8.突進
未希成園の正門。
勢いよく白いワゴンが停車すると、勢いよく雅代が車から降りる。
すぐさま足早に園内に入いり興奮しながら奥へ奥へと進んで行った。
「どうゆうことなんでしょうか?園長」
未希成園の園長室内に、園長中林園子、高城順子、鈴垣朱里と山岸雅代の4人がその部屋の中にいた。
立ちながら雅代が口火を切った。
「光星は家に帰ってきてすぐに私のところに泣きついてきて、この高城さんに殴られたと云ってきました。
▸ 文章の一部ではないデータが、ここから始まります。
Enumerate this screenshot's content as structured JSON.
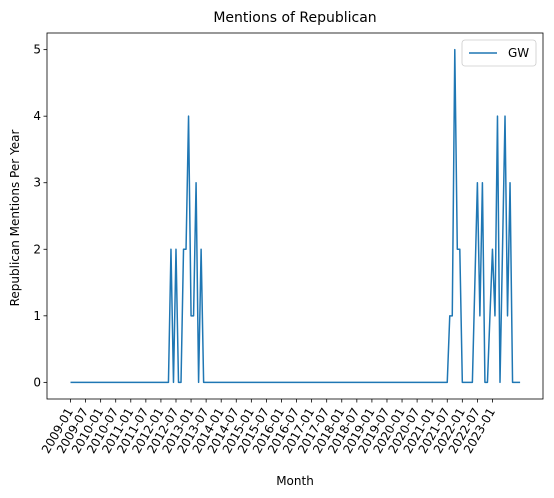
{
  "chart_data": {
    "type": "line",
    "title": "Mentions of Republican",
    "xlabel": "Month",
    "ylabel": "Republican Mentions Per Year",
    "x_tick_labels": [
      "2009-01",
      "2009-07",
      "2010-01",
      "2010-07",
      "2011-01",
      "2011-07",
      "2012-01",
      "2012-07",
      "2013-01",
      "2013-07",
      "2014-01",
      "2014-07",
      "2015-01",
      "2015-07",
      "2016-01",
      "2016-07",
      "2017-01",
      "2017-07",
      "2018-01",
      "2018-07",
      "2019-01",
      "2019-07",
      "2020-01",
      "2020-07",
      "2021-01",
      "2021-07",
      "2022-01",
      "2022-07",
      "2023-01"
    ],
    "y_ticks": [
      0,
      1,
      2,
      3,
      4,
      5
    ],
    "ylim": [
      -0.25,
      5.25
    ],
    "grid": false,
    "legend_position": "top-right",
    "series": [
      {
        "name": "GW",
        "color": "#1f77b4",
        "x": [
          "2009-01",
          "2010-01",
          "2011-01",
          "2012-01",
          "2012-04",
          "2012-05",
          "2012-06",
          "2012-07",
          "2012-08",
          "2012-09",
          "2012-10",
          "2012-11",
          "2012-12",
          "2013-01",
          "2013-02",
          "2013-03",
          "2013-04",
          "2013-05",
          "2013-06",
          "2013-07",
          "2013-08",
          "2013-09",
          "2014-01",
          "2016-01",
          "2018-01",
          "2020-01",
          "2021-01",
          "2021-07",
          "2021-08",
          "2021-09",
          "2021-10",
          "2021-11",
          "2021-12",
          "2022-01",
          "2022-03",
          "2022-05",
          "2022-07",
          "2022-08",
          "2022-09",
          "2022-10",
          "2022-11",
          "2023-01",
          "2023-02",
          "2023-03",
          "2023-04",
          "2023-05",
          "2023-06",
          "2023-07",
          "2023-08",
          "2023-09",
          "2023-10",
          "2023-11",
          "2023-12"
        ],
        "y": [
          0,
          0,
          0,
          0,
          0,
          2,
          0,
          2,
          0,
          0,
          2,
          2,
          4,
          1,
          1,
          3,
          0,
          2,
          0,
          0,
          0,
          0,
          0,
          0,
          0,
          0,
          0,
          0,
          1,
          1,
          5,
          2,
          2,
          0,
          0,
          0,
          3,
          1,
          3,
          0,
          0,
          2,
          1,
          4,
          0,
          2,
          4,
          1,
          3,
          0,
          0,
          0,
          0
        ]
      }
    ]
  }
}
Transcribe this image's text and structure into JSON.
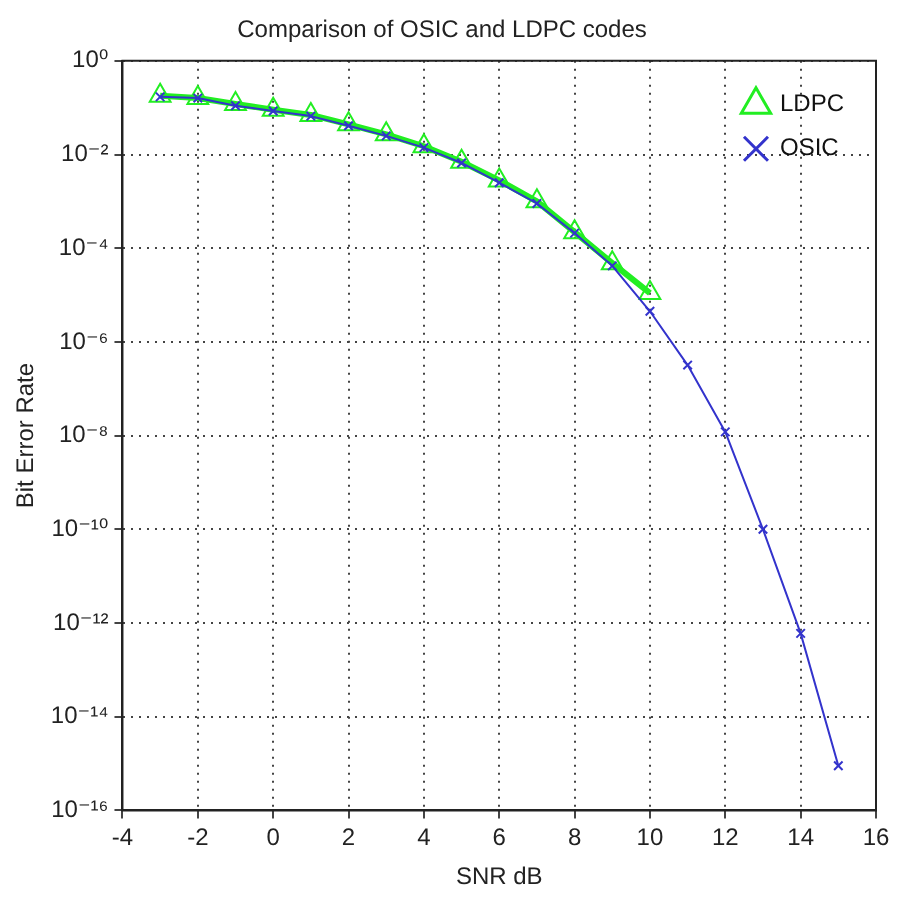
{
  "chart_data": {
    "type": "line",
    "title": "Comparison of OSIC and LDPC codes",
    "xlabel": "SNR dB",
    "ylabel": "Bit Error Rate",
    "x": [
      -3,
      -2,
      -1,
      0,
      1,
      2,
      3,
      4,
      5,
      6,
      7,
      8,
      9,
      10,
      11,
      12,
      13,
      14,
      15
    ],
    "series": [
      {
        "name": "LDPC",
        "color": "#22ee22",
        "marker": "triangle",
        "x": [
          -3,
          -2,
          -1,
          0,
          1,
          2,
          3,
          4,
          5,
          6,
          7,
          8,
          9,
          10
        ],
        "values": [
          0.18,
          0.16,
          0.12,
          0.09,
          0.07,
          0.044,
          0.027,
          0.015,
          0.007,
          0.0028,
          0.001,
          0.00022,
          4.8e-05,
          1.1e-05
        ]
      },
      {
        "name": "OSIC",
        "color": "#3333cc",
        "marker": "cross",
        "values": [
          0.17,
          0.16,
          0.11,
          0.085,
          0.066,
          0.041,
          0.025,
          0.014,
          0.0066,
          0.0025,
          0.0009,
          0.00021,
          4.2e-05,
          4.5e-06,
          3.2e-07,
          1.2e-08,
          1e-10,
          6e-13,
          9e-16
        ]
      }
    ],
    "log": "y",
    "xlim": [
      -4,
      16
    ],
    "xticks": [
      -4,
      -2,
      0,
      2,
      4,
      6,
      8,
      10,
      12,
      14,
      16
    ],
    "ylim": [
      1e-16,
      1
    ],
    "yticks": [
      {
        "value": 1e-16,
        "label": "10⁻¹⁶"
      },
      {
        "value": 1e-14,
        "label": "10⁻¹⁴"
      },
      {
        "value": 1e-12,
        "label": "10⁻¹²"
      },
      {
        "value": 1e-10,
        "label": "10⁻¹⁰"
      },
      {
        "value": 1e-08,
        "label": "10⁻⁸"
      },
      {
        "value": 1e-06,
        "label": "10⁻⁶"
      },
      {
        "value": 0.0001,
        "label": "10⁻⁴"
      },
      {
        "value": 0.01,
        "label": "10⁻²"
      },
      {
        "value": 1,
        "label": "10⁰"
      }
    ],
    "grid": true,
    "legend": "top right"
  }
}
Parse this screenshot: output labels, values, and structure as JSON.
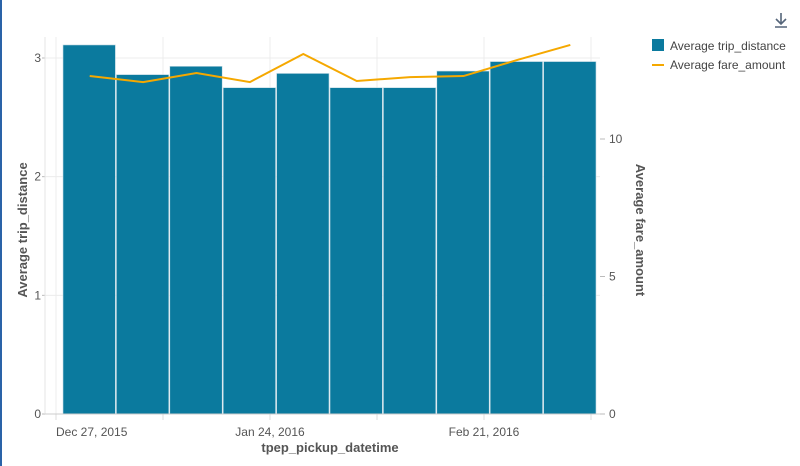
{
  "chart_data": {
    "type": "bar+line",
    "x_label": "tpep_pickup_datetime",
    "x_tick_labels": [
      "Dec 27, 2015",
      "Jan 24, 2016",
      "Feb 21, 2016"
    ],
    "categories": [
      "2015-12-27",
      "2016-01-03",
      "2016-01-10",
      "2016-01-17",
      "2016-01-24",
      "2016-01-31",
      "2016-02-07",
      "2016-02-14",
      "2016-02-21",
      "2016-02-28"
    ],
    "series": [
      {
        "name": "Average trip_distance",
        "type": "bar",
        "axis": "left",
        "color": "#0b7a9e",
        "values": [
          3.11,
          2.86,
          2.93,
          2.75,
          2.87,
          2.75,
          2.75,
          2.89,
          2.97,
          2.97
        ]
      },
      {
        "name": "Average fare_amount",
        "type": "line",
        "axis": "right",
        "color": "#f5a800",
        "values": [
          12.29,
          12.07,
          12.4,
          12.07,
          13.09,
          12.11,
          12.25,
          12.29,
          12.87,
          13.42
        ]
      }
    ],
    "y_left": {
      "label": "Average trip_distance",
      "ticks": [
        "0",
        "1",
        "2",
        "3"
      ],
      "range": [
        0,
        3.2
      ]
    },
    "y_right": {
      "label": "Average fare_amount",
      "ticks": [
        "0",
        "5",
        "10"
      ],
      "range": [
        0,
        13.9
      ]
    },
    "grid": true,
    "legend_position": "top-right"
  },
  "toolbar": {
    "download_icon": "download-icon"
  }
}
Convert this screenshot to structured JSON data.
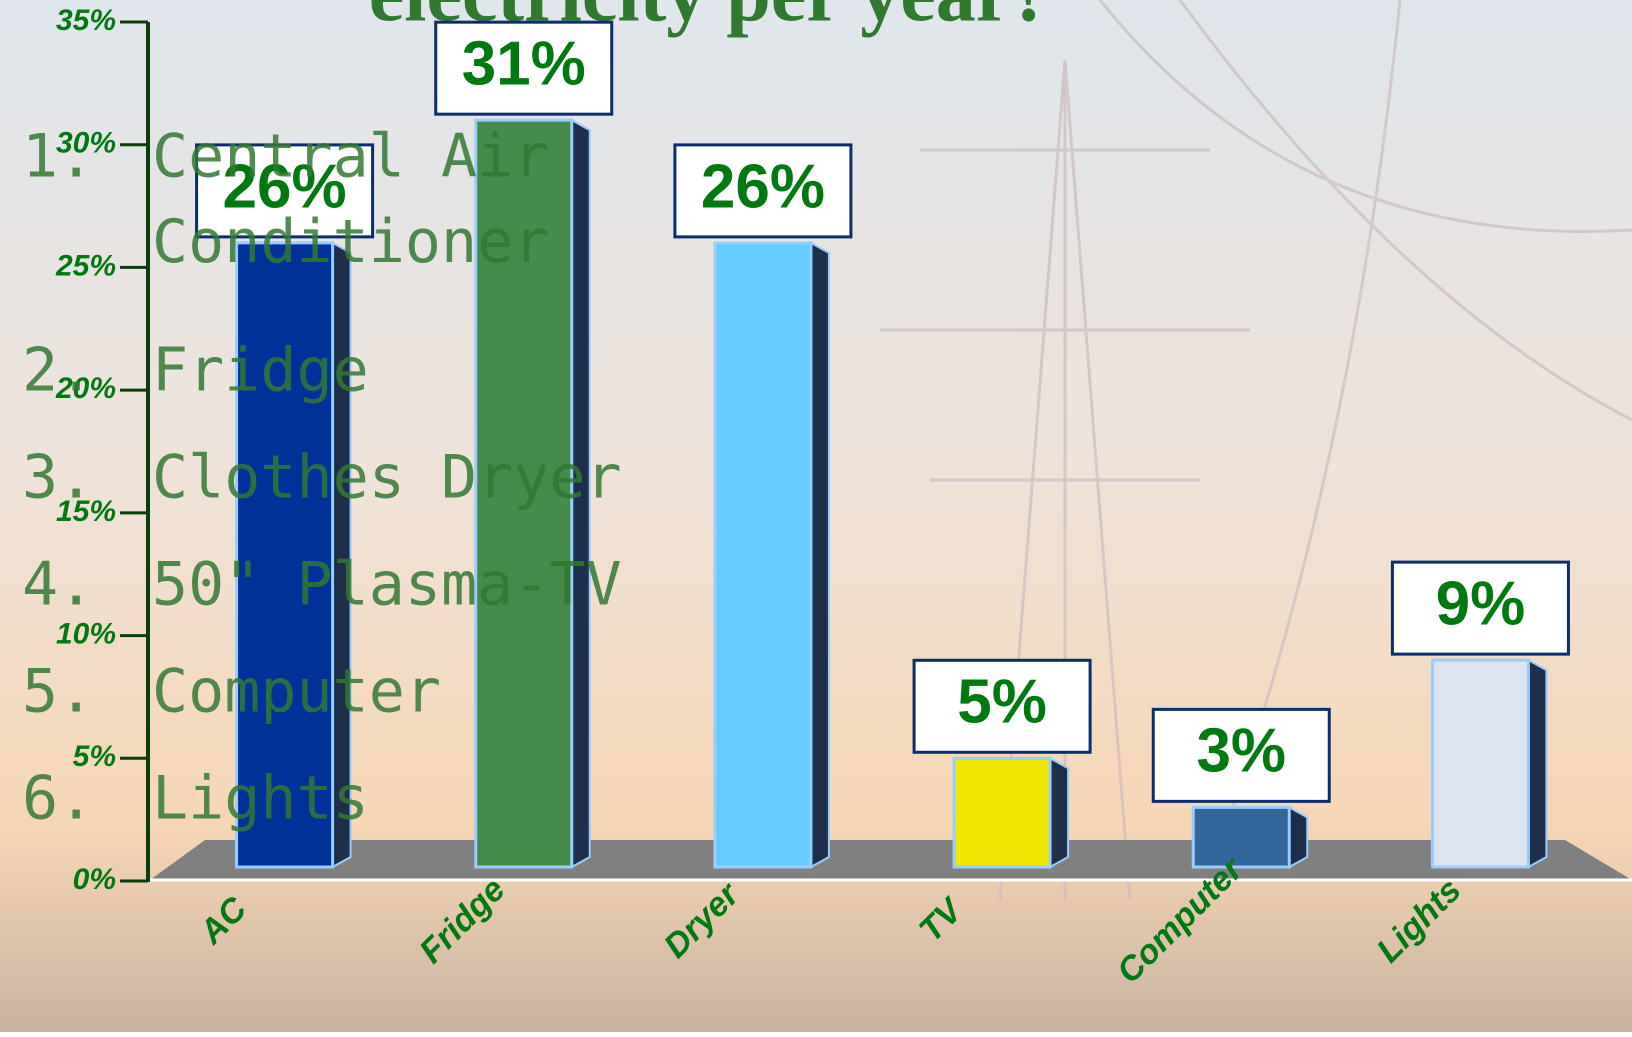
{
  "chart_data": {
    "type": "bar",
    "title": "electricity per year?",
    "categories": [
      "AC",
      "Fridge",
      "Dryer",
      "TV",
      "Computer",
      "Lights"
    ],
    "values": [
      26,
      31,
      26,
      5,
      3,
      9
    ],
    "value_labels": [
      "26%",
      "31%",
      "26%",
      "5%",
      "3%",
      "9%"
    ],
    "colors": [
      "#003399",
      "#458b4a",
      "#66ccff",
      "#eee600",
      "#336699",
      "#dde4f0"
    ],
    "ylim": [
      0,
      35
    ],
    "yticks": [
      {
        "value": 0,
        "label": "0%"
      },
      {
        "value": 5,
        "label": "5%"
      },
      {
        "value": 10,
        "label": "10%"
      },
      {
        "value": 15,
        "label": "15%"
      },
      {
        "value": 20,
        "label": "20%"
      },
      {
        "value": 25,
        "label": "25%"
      },
      {
        "value": 30,
        "label": "30%"
      },
      {
        "value": 35,
        "label": "35%"
      }
    ],
    "annotations": [
      {
        "number": "1.",
        "lines": [
          "Central Air",
          "Conditioner"
        ]
      },
      {
        "number": "2.",
        "lines": [
          "Fridge"
        ]
      },
      {
        "number": "3.",
        "lines": [
          "Clothes Dryer"
        ]
      },
      {
        "number": "4.",
        "lines": [
          "50\" Plasma-TV"
        ]
      },
      {
        "number": "5.",
        "lines": [
          "Computer"
        ]
      },
      {
        "number": "6.",
        "lines": [
          "Lights"
        ]
      }
    ]
  }
}
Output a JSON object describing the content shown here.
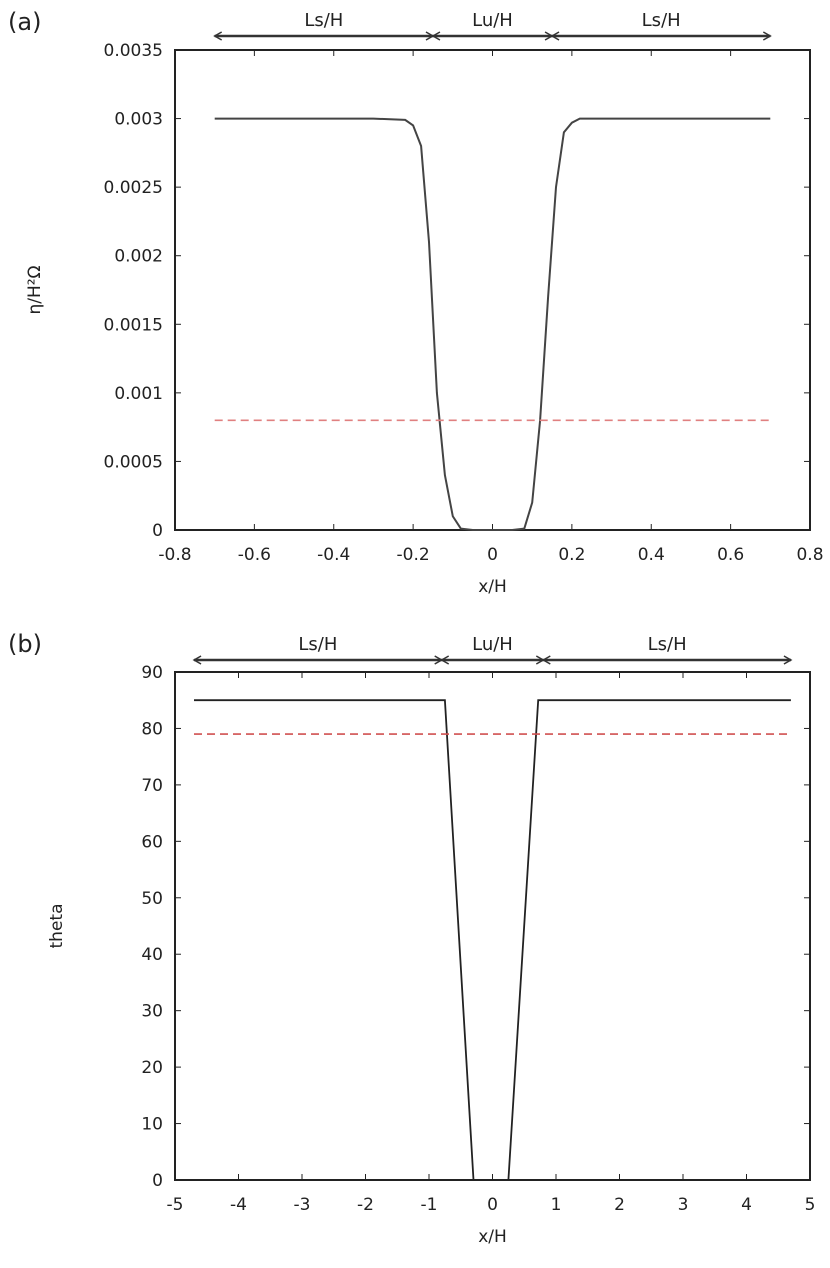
{
  "chart_data": [
    {
      "type": "line",
      "panel_label": "(a)",
      "xlabel": "x/H",
      "ylabel": "η/H²Ω",
      "xlim": [
        -0.8,
        0.8
      ],
      "ylim": [
        0,
        0.0035
      ],
      "xticks": [
        "-0.8",
        "-0.6",
        "-0.4",
        "-0.2",
        "0",
        "0.2",
        "0.4",
        "0.6",
        "0.8"
      ],
      "yticks": [
        "0",
        "0.0005",
        "0.001",
        "0.0015",
        "0.002",
        "0.0025",
        "0.003",
        "0.0035"
      ],
      "grid": false,
      "series": [
        {
          "style": "solid",
          "color": "#444444",
          "x": [
            -0.7,
            -0.3,
            -0.22,
            -0.2,
            -0.18,
            -0.16,
            -0.14,
            -0.12,
            -0.1,
            -0.08,
            -0.05,
            0,
            0.05,
            0.08,
            0.1,
            0.12,
            0.14,
            0.16,
            0.18,
            0.2,
            0.22,
            0.3,
            0.7
          ],
          "y": [
            0.003,
            0.003,
            0.00299,
            0.00295,
            0.0028,
            0.0021,
            0.001,
            0.0004,
            0.0001,
            1e-05,
            0,
            0,
            0,
            1e-05,
            0.0002,
            0.0008,
            0.0017,
            0.0025,
            0.0029,
            0.00297,
            0.003,
            0.003,
            0.003
          ]
        },
        {
          "style": "dashed",
          "color": "#e08080",
          "x": [
            -0.7,
            0.7
          ],
          "y": [
            0.0008,
            0.0008
          ]
        }
      ],
      "annotations": [
        {
          "label": "Ls/H",
          "from": -0.7,
          "to": -0.15
        },
        {
          "label": "Lu/H",
          "from": -0.15,
          "to": 0.15
        },
        {
          "label": "Ls/H",
          "from": 0.15,
          "to": 0.7
        }
      ]
    },
    {
      "type": "line",
      "panel_label": "(b)",
      "xlabel": "x/H",
      "ylabel": "theta",
      "xlim": [
        -5,
        5
      ],
      "ylim": [
        0,
        90
      ],
      "xticks": [
        "-5",
        "-4",
        "-3",
        "-2",
        "-1",
        "0",
        "1",
        "2",
        "3",
        "4",
        "5"
      ],
      "yticks": [
        "0",
        "10",
        "20",
        "30",
        "40",
        "50",
        "60",
        "70",
        "80",
        "90"
      ],
      "grid": false,
      "series": [
        {
          "style": "solid",
          "color": "#222222",
          "x": [
            -4.7,
            -0.75,
            -0.3
          ],
          "y": [
            85,
            85,
            0
          ]
        },
        {
          "style": "solid",
          "color": "#222222",
          "x": [
            0.25,
            0.72,
            4.7
          ],
          "y": [
            0,
            85,
            85
          ]
        },
        {
          "style": "dashed",
          "color": "#d05050",
          "x": [
            -4.7,
            4.7
          ],
          "y": [
            79,
            79
          ]
        }
      ],
      "annotations": [
        {
          "label": "Ls/H",
          "from": -4.7,
          "to": -0.8
        },
        {
          "label": "Lu/H",
          "from": -0.8,
          "to": 0.8
        },
        {
          "label": "Ls/H",
          "from": 0.8,
          "to": 4.7
        }
      ]
    }
  ]
}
聞けばブランコの取り合いで光星に譲ってくれないから、頼んでも乗せてくれないから小競り合いになったと。それは子供のすること、特にどうという事はないでしょう。でも問題は手を上げた事。どんな状況であれ園児に手を上げる事、それも教育者が園児を殴るとはどうゆう事なのでしょうか?これは教育委員会にも知らせないと。そんな暴力保育士がいる園は大問題ですよね園長」
「そうかも知れません。でも・・・」
朱里が割って入る。
「鈴垣さん」
園子が朱里の言葉にブレーキをかける。
「この責任は私が取ります。私が引き起こしたことですから未希成園には関係ないことです。私が身を引きます」
順子は椅子から立ち上がり、雅代に対して深く頭を下げる。
「高城さん、貴方は間違ってない」
「はい?」
順子は頭を上げて園子を見る。
「何ておっしゃいました?」
雅代が園子に尋ねる。
「お子様に手を上げたのは事実です。その点については深くお詫び申し上げます」
園子は立ち上がり雅代に深く頭を下げる。そしてすぐに椅子に座る。
「まあ、どうぞお座りください」
雅代は不機嫌そうに椅子に腰を下ろす。